I don’t want to learn Judo. I
don’t have the build for it. I just want
to learn the stuff I can use and adapt to my own ability and comfort
level. You should not have made me go
out there.”
Oh, poor
guy. Everything was bad, except for
him. No comment about his lack of
commitment, or about allowing a minor injury to be an excuse to quit. At one point, he said, “I wish I’d have been
injured sooner. Then I wouldn’t have had
to be stressed out for so long. It was a
horrible test. Very unfair.” Hmm, and the other nine test candidates did
just fine…
This is not a
warrior’s mindset. This is the mindset
of a narcissist victim-- a person who fails, but blames the world instead of
himself. This mindset does not pick
itself up and say, “I’ll do better next time.”

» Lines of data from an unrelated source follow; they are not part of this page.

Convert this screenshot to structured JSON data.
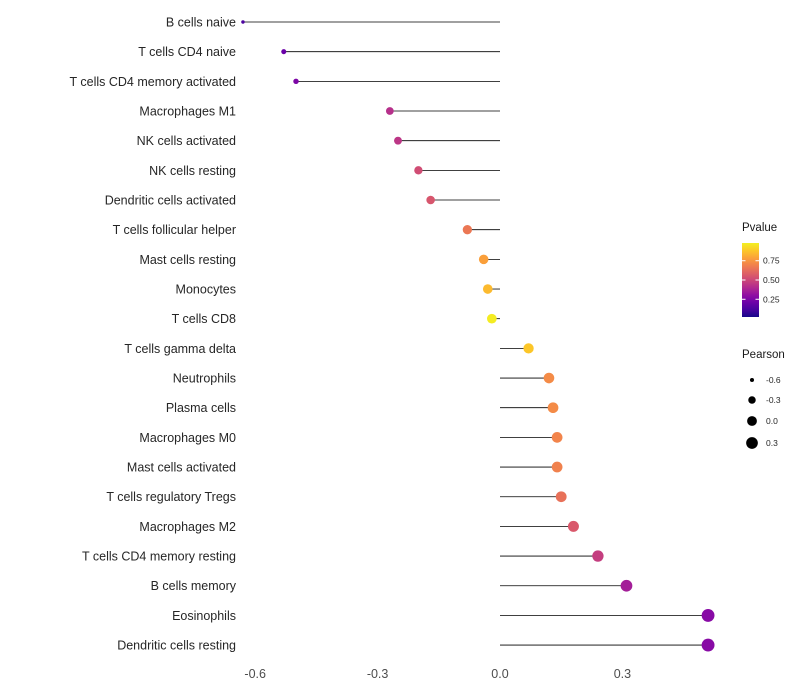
{
  "chart_data": {
    "type": "scatter",
    "subtype": "lollipop",
    "title": "",
    "xlabel": "",
    "ylabel": "",
    "xlim": [
      -0.72,
      0.58
    ],
    "x_ticks": [
      -0.6,
      -0.3,
      0.0,
      0.3
    ],
    "x_tick_labels": [
      "-0.6",
      "-0.3",
      "0.0",
      "0.3"
    ],
    "grid": "off",
    "legend_position": "right",
    "points": [
      {
        "label": "B cells naive",
        "pearson": -0.63,
        "pvalue": 0.13
      },
      {
        "label": "T cells CD4 naive",
        "pearson": -0.53,
        "pvalue": 0.2
      },
      {
        "label": "T cells CD4 memory activated",
        "pearson": -0.5,
        "pvalue": 0.25
      },
      {
        "label": "Macrophages M1",
        "pearson": -0.27,
        "pvalue": 0.42
      },
      {
        "label": "NK cells activated",
        "pearson": -0.25,
        "pvalue": 0.44
      },
      {
        "label": "NK cells resting",
        "pearson": -0.2,
        "pvalue": 0.52
      },
      {
        "label": "Dendritic cells activated",
        "pearson": -0.17,
        "pvalue": 0.55
      },
      {
        "label": "T cells follicular helper",
        "pearson": -0.08,
        "pvalue": 0.66
      },
      {
        "label": "Mast cells resting",
        "pearson": -0.04,
        "pvalue": 0.78
      },
      {
        "label": "Monocytes",
        "pearson": -0.03,
        "pvalue": 0.85
      },
      {
        "label": "T cells CD8",
        "pearson": -0.02,
        "pvalue": 0.97
      },
      {
        "label": "T cells gamma delta",
        "pearson": 0.07,
        "pvalue": 0.88
      },
      {
        "label": "Neutrophils",
        "pearson": 0.12,
        "pvalue": 0.72
      },
      {
        "label": "Plasma cells",
        "pearson": 0.13,
        "pvalue": 0.72
      },
      {
        "label": "Macrophages M0",
        "pearson": 0.14,
        "pvalue": 0.7
      },
      {
        "label": "Mast cells activated",
        "pearson": 0.14,
        "pvalue": 0.69
      },
      {
        "label": "T cells regulatory Tregs",
        "pearson": 0.15,
        "pvalue": 0.64
      },
      {
        "label": "Macrophages M2",
        "pearson": 0.18,
        "pvalue": 0.56
      },
      {
        "label": "T cells CD4 memory resting",
        "pearson": 0.24,
        "pvalue": 0.47
      },
      {
        "label": "B cells memory",
        "pearson": 0.31,
        "pvalue": 0.36
      },
      {
        "label": "Eosinophils",
        "pearson": 0.51,
        "pvalue": 0.28
      },
      {
        "label": "Dendritic cells resting",
        "pearson": 0.51,
        "pvalue": 0.28
      }
    ],
    "legend": {
      "pvalue_title": "Pvalue",
      "pvalue_range": [
        0.02,
        0.98
      ],
      "pvalue_ticks": [
        0.75,
        0.5,
        0.25
      ],
      "pvalue_tick_labels": [
        "0.75",
        "0.50",
        "0.25"
      ],
      "pearson_title": "Pearson",
      "pearson_sizes": [
        -0.6,
        -0.3,
        0.0,
        0.3
      ],
      "pearson_size_labels": [
        "-0.6",
        "-0.3",
        "0.0",
        "0.3"
      ]
    },
    "colors": {
      "colormap": "plasma",
      "stem": "#000000",
      "point_size_legend": "#000000",
      "axis_text": "#4d4d4d",
      "category_text": "#262626",
      "background": "#ffffff"
    }
  }
}
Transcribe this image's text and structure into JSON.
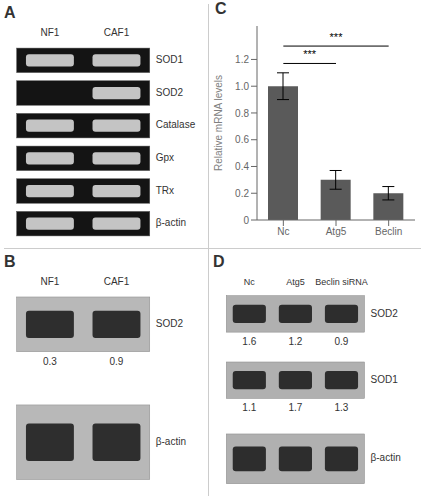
{
  "chart_data": [
    {
      "type": "gel",
      "title": "A",
      "categories": [
        "NF1",
        "CAF1"
      ],
      "color": "#141414",
      "rows": [
        {
          "name": "SOD1",
          "bands": [
            true,
            true
          ]
        },
        {
          "name": "SOD2",
          "bands": [
            false,
            true
          ]
        },
        {
          "name": "Catalase",
          "bands": [
            true,
            true
          ]
        },
        {
          "name": "Gpx",
          "bands": [
            true,
            true
          ]
        },
        {
          "name": "TRx",
          "bands": [
            true,
            true
          ]
        },
        {
          "name": "β-actin",
          "bands": [
            true,
            true
          ]
        }
      ]
    },
    {
      "type": "blot",
      "title": "B",
      "categories": [
        "NF1",
        "CAF1"
      ],
      "color": "#b8b8b8",
      "rows": [
        {
          "name": "SOD2",
          "values": [
            0.3,
            0.9
          ]
        },
        {
          "name": "β-actin"
        }
      ]
    },
    {
      "type": "bar",
      "title": "C",
      "categories": [
        "Nc",
        "Atg5",
        "Beclin"
      ],
      "values": [
        1.0,
        0.3,
        0.2
      ],
      "errors": [
        0.1,
        0.07,
        0.05
      ],
      "color": "#5a5a5a",
      "y_label": "Relative mRNA levels",
      "ylim": [
        0,
        1.45
      ],
      "yticks": [
        0,
        0.2,
        0.4,
        0.6,
        0.8,
        {
          "value": 1.0,
          "label": "1.0"
        },
        1.2
      ],
      "annotations": [
        {
          "text": "***",
          "from": "Nc",
          "to": "Atg5",
          "y": 1.17
        },
        {
          "text": "***",
          "from": "Nc",
          "to": "Beclin",
          "y": 1.3
        }
      ]
    },
    {
      "type": "blot",
      "title": "D",
      "categories": [
        "Nc",
        "Atg5",
        "Beclin siRNA"
      ],
      "color": "#b0b0b0",
      "rows": [
        {
          "name": "SOD2",
          "values": [
            1.6,
            1.2,
            0.9
          ]
        },
        {
          "name": "SOD1",
          "values": [
            1.1,
            1.7,
            1.3
          ]
        },
        {
          "name": "β-actin"
        }
      ]
    }
  ]
}
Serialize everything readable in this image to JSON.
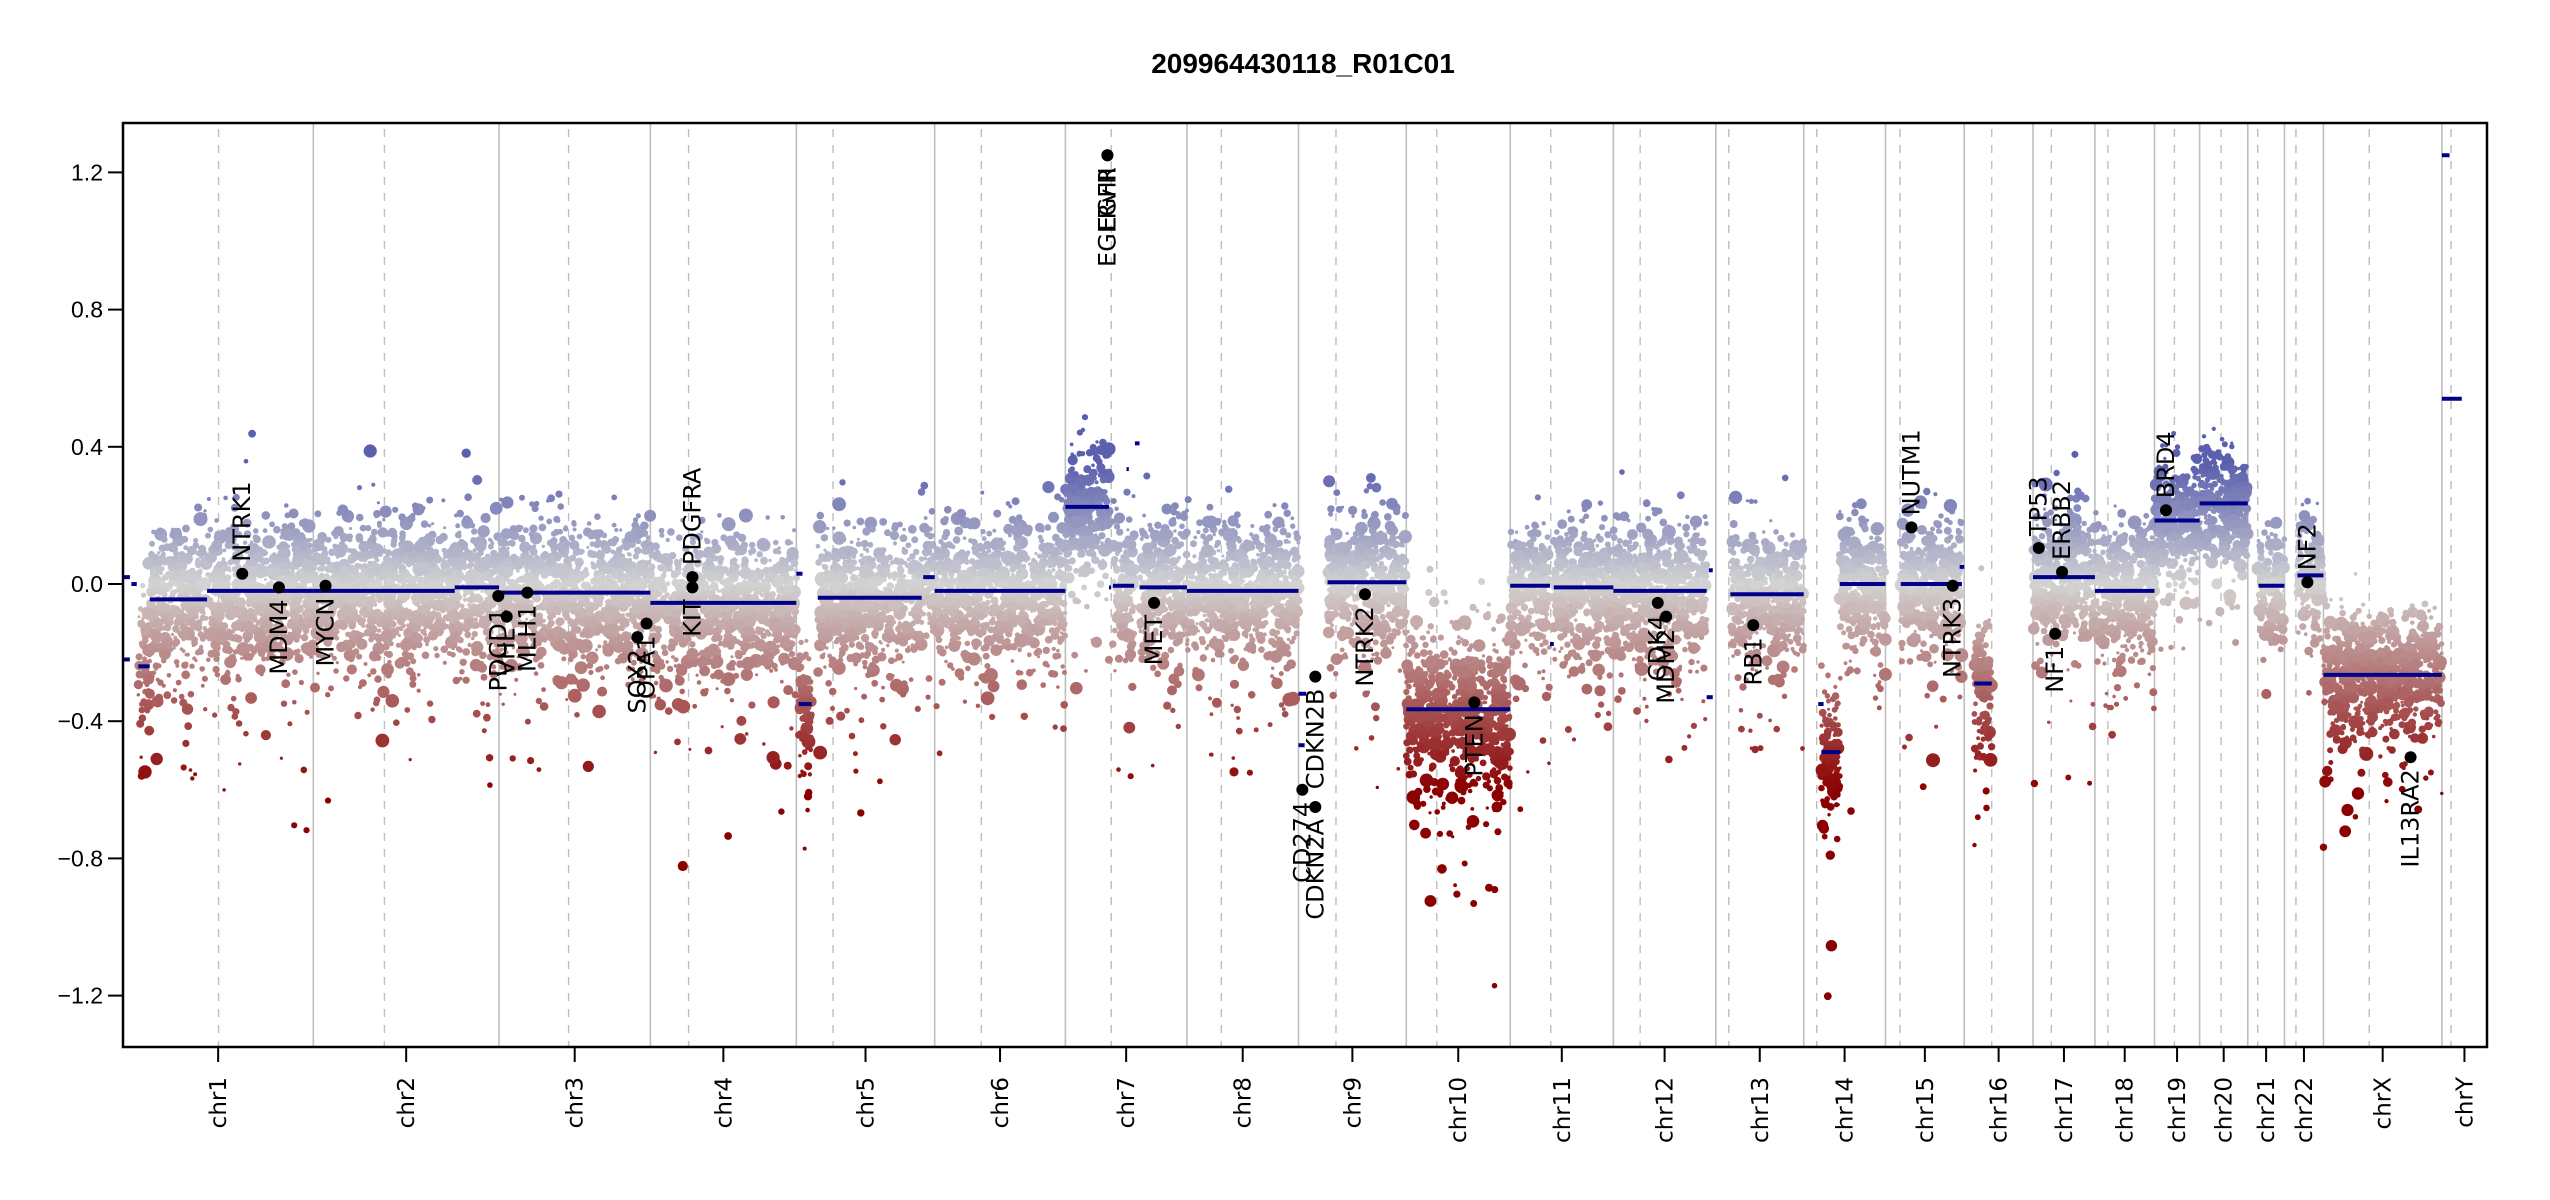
{
  "chart_data": {
    "type": "scatter",
    "title": "209964430118_R01C01",
    "xlabel": "",
    "ylabel": "",
    "ylim": [
      -1.34,
      1.36
    ],
    "yticks": [
      1.2,
      0.8,
      0.4,
      0.0,
      -0.4,
      -0.8,
      -1.2
    ],
    "ytick_labels": [
      "1.2",
      "0.8",
      "0.4",
      "0.0",
      "-0.4",
      "-0.8",
      "-1.2"
    ],
    "x_units": "Mb (genome-wide, chromosomes concatenated)",
    "grid": false,
    "legend": "none",
    "colors": {
      "segment": "#00008B",
      "gain": "#5A5FAE",
      "neutral": "#D3D3D3",
      "loss": "#8B0000",
      "chrom_boundary": "#BEBEBE",
      "centromere": "#BEBEBE",
      "gene_point": "#000000"
    },
    "chromosomes": [
      {
        "name": "chr1",
        "length": 249,
        "centromere": 125,
        "spread": 0.11
      },
      {
        "name": "chr2",
        "length": 243,
        "centromere": 93,
        "spread": 0.1
      },
      {
        "name": "chr3",
        "length": 198,
        "centromere": 91,
        "spread": 0.1
      },
      {
        "name": "chr4",
        "length": 191,
        "centromere": 50,
        "spread": 0.1
      },
      {
        "name": "chr5",
        "length": 181,
        "centromere": 48,
        "spread": 0.1
      },
      {
        "name": "chr6",
        "length": 171,
        "centromere": 61,
        "spread": 0.1
      },
      {
        "name": "chr7",
        "length": 159,
        "centromere": 60,
        "spread": 0.1
      },
      {
        "name": "chr8",
        "length": 146,
        "centromere": 45,
        "spread": 0.1
      },
      {
        "name": "chr9",
        "length": 141,
        "centromere": 49,
        "spread": 0.1
      },
      {
        "name": "chr10",
        "length": 136,
        "centromere": 40,
        "spread": 0.13
      },
      {
        "name": "chr11",
        "length": 135,
        "centromere": 53,
        "spread": 0.1
      },
      {
        "name": "chr12",
        "length": 134,
        "centromere": 35,
        "spread": 0.1
      },
      {
        "name": "chr13",
        "length": 115,
        "centromere": 17,
        "spread": 0.1
      },
      {
        "name": "chr14",
        "length": 107,
        "centromere": 17,
        "spread": 0.1
      },
      {
        "name": "chr15",
        "length": 103,
        "centromere": 19,
        "spread": 0.1
      },
      {
        "name": "chr16",
        "length": 90,
        "centromere": 36,
        "spread": 0.1
      },
      {
        "name": "chr17",
        "length": 81,
        "centromere": 24,
        "spread": 0.1
      },
      {
        "name": "chr18",
        "length": 78,
        "centromere": 17,
        "spread": 0.1
      },
      {
        "name": "chr19",
        "length": 59,
        "centromere": 26,
        "spread": 0.09
      },
      {
        "name": "chr20",
        "length": 63,
        "centromere": 28,
        "spread": 0.09
      },
      {
        "name": "chr21",
        "length": 48,
        "centromere": 13,
        "spread": 0.08
      },
      {
        "name": "chr22",
        "length": 51,
        "centromere": 15,
        "spread": 0.08
      },
      {
        "name": "chrX",
        "length": 155,
        "centromere": 60,
        "spread": 0.09
      },
      {
        "name": "chrY",
        "length": 59,
        "centromere": 12,
        "spread": 0.0
      }
    ],
    "segments": [
      {
        "chr": "chr1",
        "start": 0,
        "end": 9,
        "value": 0.02
      },
      {
        "chr": "chr1",
        "start": 11,
        "end": 18,
        "value": 0.0
      },
      {
        "chr": "chr1",
        "start": 0,
        "end": 9,
        "value": -0.22
      },
      {
        "chr": "chr1",
        "start": 20,
        "end": 35,
        "value": -0.24
      },
      {
        "chr": "chr1",
        "start": 35,
        "end": 110,
        "value": -0.045
      },
      {
        "chr": "chr1",
        "start": 110,
        "end": 249,
        "value": -0.02
      },
      {
        "chr": "chr2",
        "start": 0,
        "end": 185,
        "value": -0.02
      },
      {
        "chr": "chr2",
        "start": 185,
        "end": 243,
        "value": -0.01
      },
      {
        "chr": "chr3",
        "start": 0,
        "end": 198,
        "value": -0.025
      },
      {
        "chr": "chr4",
        "start": 0,
        "end": 191,
        "value": -0.055
      },
      {
        "chr": "chr5",
        "start": 0,
        "end": 8,
        "value": 0.03
      },
      {
        "chr": "chr5",
        "start": 3,
        "end": 20,
        "value": -0.35
      },
      {
        "chr": "chr5",
        "start": 28,
        "end": 164,
        "value": -0.04
      },
      {
        "chr": "chr5",
        "start": 166,
        "end": 181,
        "value": 0.02
      },
      {
        "chr": "chr6",
        "start": 0,
        "end": 171,
        "value": -0.02
      },
      {
        "chr": "chr7",
        "start": 0,
        "end": 57,
        "value": 0.225
      },
      {
        "chr": "chr7",
        "start": 57,
        "end": 60,
        "value": -0.01
      },
      {
        "chr": "chr7",
        "start": 80,
        "end": 83,
        "value": 0.335
      },
      {
        "chr": "chr7",
        "start": 62,
        "end": 90,
        "value": -0.005
      },
      {
        "chr": "chr7",
        "start": 91,
        "end": 97,
        "value": 0.41
      },
      {
        "chr": "chr7",
        "start": 97,
        "end": 159,
        "value": -0.01
      },
      {
        "chr": "chr8",
        "start": 0,
        "end": 146,
        "value": -0.02
      },
      {
        "chr": "chr9",
        "start": 0,
        "end": 10,
        "value": -0.32
      },
      {
        "chr": "chr9",
        "start": 0,
        "end": 8,
        "value": -0.47
      },
      {
        "chr": "chr9",
        "start": 38,
        "end": 141,
        "value": 0.005
      },
      {
        "chr": "chr10",
        "start": 0,
        "end": 136,
        "value": -0.365
      },
      {
        "chr": "chr11",
        "start": 0,
        "end": 52,
        "value": -0.005
      },
      {
        "chr": "chr11",
        "start": 52,
        "end": 57,
        "value": -0.175
      },
      {
        "chr": "chr11",
        "start": 57,
        "end": 135,
        "value": -0.01
      },
      {
        "chr": "chr12",
        "start": 0,
        "end": 122,
        "value": -0.02
      },
      {
        "chr": "chr12",
        "start": 125,
        "end": 130,
        "value": 0.04
      },
      {
        "chr": "chr12",
        "start": 122,
        "end": 130,
        "value": -0.33
      },
      {
        "chr": "chr13",
        "start": 19,
        "end": 115,
        "value": -0.03
      },
      {
        "chr": "chr14",
        "start": 19,
        "end": 26,
        "value": -0.35
      },
      {
        "chr": "chr14",
        "start": 23,
        "end": 48,
        "value": -0.49
      },
      {
        "chr": "chr14",
        "start": 47,
        "end": 107,
        "value": 0.0
      },
      {
        "chr": "chr15",
        "start": 20,
        "end": 100,
        "value": 0.0
      },
      {
        "chr": "chr15",
        "start": 97,
        "end": 103,
        "value": 0.05
      },
      {
        "chr": "chr16",
        "start": 13,
        "end": 36,
        "value": -0.29
      },
      {
        "chr": "chr17",
        "start": 0,
        "end": 81,
        "value": 0.02
      },
      {
        "chr": "chr18",
        "start": 0,
        "end": 78,
        "value": -0.02
      },
      {
        "chr": "chr19",
        "start": 0,
        "end": 59,
        "value": 0.185
      },
      {
        "chr": "chr20",
        "start": 0,
        "end": 63,
        "value": 0.235
      },
      {
        "chr": "chr21",
        "start": 14,
        "end": 48,
        "value": -0.005
      },
      {
        "chr": "chr22",
        "start": 17,
        "end": 51,
        "value": 0.025
      },
      {
        "chr": "chrX",
        "start": 0,
        "end": 155,
        "value": -0.265
      },
      {
        "chr": "chrY",
        "start": 0,
        "end": 10,
        "value": 1.25
      },
      {
        "chr": "chrY",
        "start": 0,
        "end": 26,
        "value": 0.54
      }
    ],
    "genes": [
      {
        "name": "NTRK1",
        "chr": "chr1",
        "pos": 156,
        "value": 0.03,
        "label_side": "above"
      },
      {
        "name": "MDM4",
        "chr": "chr1",
        "pos": 204,
        "value": -0.01,
        "label_side": "below"
      },
      {
        "name": "MYCN",
        "chr": "chr2",
        "pos": 16,
        "value": -0.005,
        "label_side": "below"
      },
      {
        "name": "PDCD1",
        "chr": "chr2",
        "pos": 242,
        "value": -0.035,
        "label_side": "below"
      },
      {
        "name": "VHL",
        "chr": "chr3",
        "pos": 10,
        "value": -0.095,
        "label_side": "below"
      },
      {
        "name": "MLH1",
        "chr": "chr3",
        "pos": 37,
        "value": -0.025,
        "label_side": "below"
      },
      {
        "name": "SOX2",
        "chr": "chr3",
        "pos": 181,
        "value": -0.155,
        "label_side": "below"
      },
      {
        "name": "OPA1",
        "chr": "chr3",
        "pos": 193,
        "value": -0.115,
        "label_side": "below"
      },
      {
        "name": "KIT",
        "chr": "chr4",
        "pos": 55,
        "value": -0.01,
        "label_side": "below"
      },
      {
        "name": "PDGFRA",
        "chr": "chr4",
        "pos": 55,
        "value": 0.02,
        "label_side": "above"
      },
      {
        "name": "EGFR",
        "chr": "chr7",
        "pos": 55,
        "value": 1.25,
        "label_side": "below"
      },
      {
        "name": "EGFRvIII",
        "chr": "chr7",
        "pos": 55,
        "value": 1.25,
        "label_side": "below"
      },
      {
        "name": "MET",
        "chr": "chr7",
        "pos": 116,
        "value": -0.055,
        "label_side": "below"
      },
      {
        "name": "CD274",
        "chr": "chr9",
        "pos": 5,
        "value": -0.6,
        "label_side": "below"
      },
      {
        "name": "CDKN2A",
        "chr": "chr9",
        "pos": 22,
        "value": -0.65,
        "label_side": "below"
      },
      {
        "name": "CDKN2B",
        "chr": "chr9",
        "pos": 22,
        "value": -0.27,
        "label_side": "below"
      },
      {
        "name": "NTRK2",
        "chr": "chr9",
        "pos": 87,
        "value": -0.03,
        "label_side": "below"
      },
      {
        "name": "PTEN",
        "chr": "chr10",
        "pos": 89,
        "value": -0.345,
        "label_side": "below"
      },
      {
        "name": "CDK4",
        "chr": "chr12",
        "pos": 58,
        "value": -0.055,
        "label_side": "below"
      },
      {
        "name": "MDM2",
        "chr": "chr12",
        "pos": 69,
        "value": -0.095,
        "label_side": "below"
      },
      {
        "name": "RB1",
        "chr": "chr13",
        "pos": 49,
        "value": -0.12,
        "label_side": "below"
      },
      {
        "name": "NUTM1",
        "chr": "chr15",
        "pos": 34,
        "value": 0.165,
        "label_side": "above"
      },
      {
        "name": "NTRK3",
        "chr": "chr15",
        "pos": 88,
        "value": -0.005,
        "label_side": "below"
      },
      {
        "name": "TP53",
        "chr": "chr17",
        "pos": 7.5,
        "value": 0.105,
        "label_side": "above"
      },
      {
        "name": "NF1",
        "chr": "chr17",
        "pos": 29,
        "value": -0.145,
        "label_side": "below"
      },
      {
        "name": "ERBB2",
        "chr": "chr17",
        "pos": 38,
        "value": 0.035,
        "label_side": "above"
      },
      {
        "name": "BRD4",
        "chr": "chr19",
        "pos": 15,
        "value": 0.215,
        "label_side": "above"
      },
      {
        "name": "NF2",
        "chr": "chr22",
        "pos": 30,
        "value": 0.005,
        "label_side": "above"
      },
      {
        "name": "IL13RA2",
        "chr": "chrX",
        "pos": 114,
        "value": -0.505,
        "label_side": "below"
      }
    ]
  }
}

The narcissist victim is more likely to say, “I’m never going to do that
again. It’s too hard. It’s unreasonable. It’s unfair.”
In a real
fight, it is not the techniques you know that will save you; it’s your
determination to win. It will be at a most
inopportune time that life will choose to be the most unfair. The warrior who has nurtured his
indomitability will experience an automatic flow of techniques as the situation
requires. He will be practiced at
improvisation, at meeting challenges.
The person who
has practiced failure will be defeated, and it won’t matter whose fault it is.
We become what
we intend. The challenge is to be
conscious of our intent, and unwavering in our resolve. That is the heart of all martial arts.